Констанс внезапно вспомнила, что говорила о господских детях горничная Стелла. Но она не могла поверить, что эта бледная белокурая красавица могла быть драчливой и вздорной. И все же художник подметил в ее глазах блеск, в котором было больше характера, чем это допускалось этикетом в высшем свете. Уж эта если вцепится в кого-нибудь, то не отпустит. Констанс не представляла себе мужчину, который захотел бы стать объектом внимания такой женщины. В дверь постучали, и горничная вкатила столик.

– Кушать, подано, ваша светлость. Может, это поможет вам нарастить немного мясца к вашим костям.

– Спасибо, миссис Хатчинсон. Вы не можете подать еще один чайный прибор? Со мной сегодня пьет чай моя будущая невестка.

– Сию минуту, ваша светлость. Есть и прибор, и сандвичи, и даже кусок кекса, который вам так нравится. Надеюсь, он понравится и вам, мисс Ллойд.

– Благодарю вас, миссис Хатчинсон. Вы просто волшебница.

– Так говорил мне покойный мистер Хатчинсон, ваша светлость. – Присев в поклоне, миссис Хатчинсон удалилась.

Герцог с удивительной ловкостью разлил чай по чашкам и положил Констанс на большую, как блюдо, тарелку всего понемногу, не дав своей гостье даже сдвинуться с места. Во время чая они вели милую и интересную беседу о книгах и современных идеях, от взглядов Рескина на образование до Диккенса и его героев и, разумеется, об американском писателе Марке Твене. Герцог задавал ей немало глубоких и интересных вопросов о Гражданской войне в Штатах и выразил свое соболезнование в связи с потерей семьи и дома.

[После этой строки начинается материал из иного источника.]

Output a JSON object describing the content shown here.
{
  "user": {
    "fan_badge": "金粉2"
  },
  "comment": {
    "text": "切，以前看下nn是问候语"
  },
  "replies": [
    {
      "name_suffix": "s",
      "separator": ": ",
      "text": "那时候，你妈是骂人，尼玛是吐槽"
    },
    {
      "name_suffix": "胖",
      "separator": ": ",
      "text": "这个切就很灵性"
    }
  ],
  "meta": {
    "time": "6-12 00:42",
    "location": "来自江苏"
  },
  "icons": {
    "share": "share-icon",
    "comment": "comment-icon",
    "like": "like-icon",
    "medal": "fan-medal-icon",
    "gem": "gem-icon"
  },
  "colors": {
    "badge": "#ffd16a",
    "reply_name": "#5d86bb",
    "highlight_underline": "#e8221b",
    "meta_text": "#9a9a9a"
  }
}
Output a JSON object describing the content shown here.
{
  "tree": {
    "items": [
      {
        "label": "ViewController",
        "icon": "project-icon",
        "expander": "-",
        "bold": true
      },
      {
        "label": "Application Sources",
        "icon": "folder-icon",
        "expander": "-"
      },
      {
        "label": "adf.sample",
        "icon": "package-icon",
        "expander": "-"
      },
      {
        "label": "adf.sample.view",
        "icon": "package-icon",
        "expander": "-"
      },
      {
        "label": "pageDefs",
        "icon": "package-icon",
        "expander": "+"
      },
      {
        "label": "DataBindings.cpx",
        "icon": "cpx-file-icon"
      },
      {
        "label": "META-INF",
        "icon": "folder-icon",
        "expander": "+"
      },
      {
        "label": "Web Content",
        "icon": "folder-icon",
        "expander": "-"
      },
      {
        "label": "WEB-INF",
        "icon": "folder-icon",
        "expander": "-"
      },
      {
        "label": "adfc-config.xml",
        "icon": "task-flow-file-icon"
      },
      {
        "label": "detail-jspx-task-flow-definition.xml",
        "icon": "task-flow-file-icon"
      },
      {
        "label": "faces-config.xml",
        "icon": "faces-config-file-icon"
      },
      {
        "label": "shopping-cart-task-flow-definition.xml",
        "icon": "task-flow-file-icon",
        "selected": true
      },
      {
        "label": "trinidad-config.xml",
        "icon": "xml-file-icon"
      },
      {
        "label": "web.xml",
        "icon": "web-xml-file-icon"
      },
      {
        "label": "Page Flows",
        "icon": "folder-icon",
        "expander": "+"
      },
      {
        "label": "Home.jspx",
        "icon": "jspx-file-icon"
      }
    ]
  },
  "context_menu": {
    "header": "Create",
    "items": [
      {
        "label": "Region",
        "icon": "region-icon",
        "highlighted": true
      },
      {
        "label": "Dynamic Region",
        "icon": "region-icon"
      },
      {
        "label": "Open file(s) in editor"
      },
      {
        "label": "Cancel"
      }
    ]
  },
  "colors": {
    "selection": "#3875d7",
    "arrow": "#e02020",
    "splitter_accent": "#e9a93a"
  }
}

– Как, должно быть, вам было трудно, дорогая. И какая вы молодчина, что устояли перед невзгодами и не постеснялись стать гувернанткой. Мне остается только надеяться, что мой сын сделает вас счастливой, чего вы заслуживаете. – Говоря это, старый герцог глядел на нее поверх края чашки, осторожно откусывая черный хлеб с маслом.

Выпив чашку чаю, Констанс поблагодарила его, а сама подумала о том, что он единственный человек в этой семье, который говорит с ней искренне и считает ее чем-то большим, чем просто еще одним возможным украшением этого дома.

Филип, должно быть, рассказал о ней своему отцу. Иначе как герцог мог о ней узнать?

Наконец чаепитие подошло к концу.

– Это было так приятно, ваша светлость, – сердечно поблагодарила она герцога.

– И мне тоже, дорогая. – Он крепко сжал ее руку в своих сухих ладонях. – Почаще навещайте меня.

– Я приду. Это были самые чудесные минуты за все время, что я живу в Гастингс-Хаусе.

Герцог улыбнулся и проводил ее до двери.

– Она не всегда была такой, как теперь, – сказал он, глядя куда-то вдаль.

– Герцогиня?

– Да. Когда я женился на ней, она была милой, простой, доброй девушкой. Мои родители были, конечно, в бешенстве, когда мы поженились. Но я был третьим сыном, и никто даже и помышлять не мог, что я когда-нибудь стану герцогом. Вот тогда-то она и начала меняться, словно это было дело всей ее жизни – все эти титулы и поместья, какие есть в Англии. И это отняло у нее радость жизни, отравило ее. Теперь мы с ней стараемся как можно меньше видеть друг друга.

– Как это печально, – сказала Констанс.

– Да. Мне не хотелось, чтобы это случилось еще с кем-нибудь в моей семье. О, мисс Ллойд, – добавил он, словно что-то вспомнил, – вы это славно придумали на дороге, когда повстречались с бандитами.